Cross-posted at Daily Kos

I’m spending this July Fourth unlike any other in my thirty-nine years on this planet.

Other July Fourths, I’ve been a soldier in a parade.  I’ve been a beer guzzling youth.  I’ve been a teary-eyed patriot wondering what the hell happened to us on 9/11.  I’ve watched the fireworks.  I’ve eaten the BBQ.  And the pie.  Today is different.

Last year I snapped a bit.  Just couldn’t take it anymore.  We had been at war for over two years.  It was obvious the war was based on lies.  It was obvious that innocent men, women and children were being killed by our military — with my tax dollars.  Little kids being burnt up.  Shot.  Blown apart.  And while the Republican party was at the helm, the Democrats were not, in any unified way, standing up and stopping it.
So I saw Cindy Sheehan was off to Crawford.  And I got involved.  Got sucked in.  Now I’m spending lots of hours.  Much energy.  Struggling to set this country on a peaceful path.  Not easy work.  You never know if you’re making progress.  But it feels good to be working.  And this Fourth of July, I’m going to be in the middle of a crowd of nationalistic patriots.  And I’m going to be holding a peace sign.  With a small group of people.  And throwing flowers at our representative — who has been a complete Bush rubber stamp.  And I have to wonder a little bit about my good health.  Because I know the fervor of patriotic Americans who still somehow think that what we have done in Iraq is defeat the evil-doers.  But I’m doing it.

Anyway.  I stopped by Daily Kos on my way and came across this humble diary.  It was rapidly headed off the list.  And I wanted to give it more air-time.  Because I’ve learned maybe one important thing this year.  That is, people can make a difference.  And a lot of people can make a lot of difference.  Parties and politics be damned.  If enough of us get together and just say we are sick of it.  And we are opting out.  It can change things.
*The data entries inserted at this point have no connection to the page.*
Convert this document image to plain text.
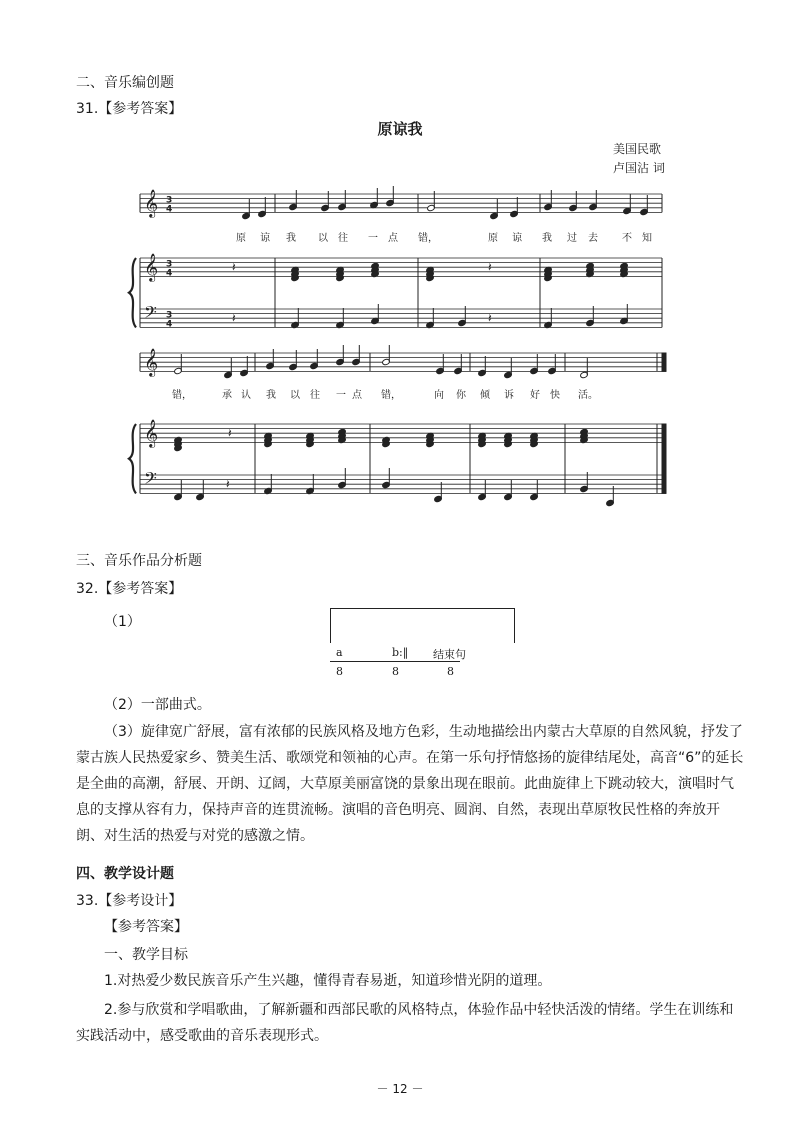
二、音乐编创题
31.【参考答案】
原谅我
美国民歌
卢国沾 词
𝄽
𝄽
𝄽
𝄽
𝄽
𝄽
原 谅 我 以 往 一 点 错，	原 谅 我 过 去 不 知
错，	承 认 我 以 往 一 点 错，	向 你 倾 诉 好 快 活。
𝄞
𝄞
𝄢
𝄞
𝄞
𝄢
3
4
3
4
3
4
三、音乐作品分析题
32.【参考答案】
（1）
a	b:‖ 结束句
8	8	8
（2）一部曲式。
（3）旋律宽广舒展，富有浓郁的民族风格及地方色彩，生动地描绘出内蒙古大草原的自然风貌，抒发了蒙古族人民热爱家乡、赞美生活、歌颂党和领袖的心声。在第一乐句抒情悠扬的旋律结尾处，高音“6”的延长是全曲的高潮，舒展、开朗、辽阔，大草原美丽富饶的景象出现在眼前。此曲旋律上下跳动较大，演唱时气息的支撑从容有力，保持声音的连贯流畅。演唱的音色明亮、圆润、自然，表现出草原牧民性格的奔放开朗、对生活的热爱与对党的感激之情。
四、教学设计题
33.【参考设计】
【参考答案】
一、教学目标
1.对热爱少数民族音乐产生兴趣，懂得青春易逝，知道珍惜光阴的道理。
2.参与欣赏和学唱歌曲，了解新疆和西部民歌的风格特点，体验作品中轻快活泼的情绪。学生在训练和实践活动中，感受歌曲的音乐表现形式。
－ 12 －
I didn’t learn this in my twenty years of formal schooling.  My education was suprisingly devoid of any serious consideration for the body of work developed by Gandhi and Martin Luther King and many others.  Nonviolent change.  It works.  So a national boycott.  A national strike.  A slowly growing meme.  It is possible to change the status quo.  I’m in.

And it doesn’t matter why.  Just that a big enough group of people withdraw their consent from the system that is doing all these things.

Unfair voting system.  Check.
Media and government dominated by corporations.  Check.
Illegal and immoral war killing innocents.  Check.